Luchins carefully emphasized that "every Jew has the right to pray and pay for their side, whether it's Americans for Peace Now or Americans for Likud," and said he was not speaking on behalf of the organizations he serves.
However, the former senior aide to Senator Daniel Patrick Moynihan added that it's "devastating" for American Jews to criticize Israeli policies in front of U.S. politicians or in ads in The New York Times.
Taking a public stance against Israel is a "serious mistake," Luchins said in his speech at Jerusalem's OU Israel Center, because when American Jews write critical letters to their congressmen or protest Israeli policies, the average American does not perceive their underlying love for Israel.
"When the rallies happen in New York against the pull-out from Gush Katif," he predicted, "the headlines will say, `American Jews protest against Israeli policy,' and the average American will read: `American Jews protest Israel.'"
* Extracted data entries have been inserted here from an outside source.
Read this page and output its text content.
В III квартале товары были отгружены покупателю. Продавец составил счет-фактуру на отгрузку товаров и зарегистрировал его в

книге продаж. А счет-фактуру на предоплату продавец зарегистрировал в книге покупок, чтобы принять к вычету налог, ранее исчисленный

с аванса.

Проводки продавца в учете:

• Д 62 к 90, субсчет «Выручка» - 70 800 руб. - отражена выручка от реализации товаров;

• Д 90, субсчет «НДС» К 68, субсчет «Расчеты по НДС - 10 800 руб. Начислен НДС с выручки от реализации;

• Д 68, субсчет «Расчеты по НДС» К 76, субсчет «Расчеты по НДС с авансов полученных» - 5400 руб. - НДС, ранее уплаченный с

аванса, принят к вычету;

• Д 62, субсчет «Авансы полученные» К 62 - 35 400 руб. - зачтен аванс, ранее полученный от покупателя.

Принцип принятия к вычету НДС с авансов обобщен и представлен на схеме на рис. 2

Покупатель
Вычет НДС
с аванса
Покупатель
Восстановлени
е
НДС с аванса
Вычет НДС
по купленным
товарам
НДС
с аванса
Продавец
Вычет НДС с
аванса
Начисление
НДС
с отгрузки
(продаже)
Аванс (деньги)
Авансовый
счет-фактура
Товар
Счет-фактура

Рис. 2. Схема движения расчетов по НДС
He also said that often, American and Israeli politicians make subtle, internal agreements between themselves, which they do not present to the public. A politician's publicly stated opinion about a peace proposal, for example, is sometimes a carefully planned diplomatic "charade," he explained. By writing critical letters or holding rallies, American Jews "sometimes mess up those charades - very badly."
Luchins also criticized American organizations that attempt to exert financial pressure on Israeli politicians.
"An Israeli Arab or a non-Jewish immigrant from the former Soviet Union has more of a say than the most ardent American Zionist who comes here 35 times a year," he asserted. Comparing Israeli politics to a baseball game and Israeli citizens to the teams, he told the audience that, "American Jewish Zionists have box seats, and we have the right and obligation to support our team. But we are not playing. Only the members of the team, even those who are benched, have the right to take part in team meetings. We fans talk strategy, but the only ones with the right to decide matters are the team members."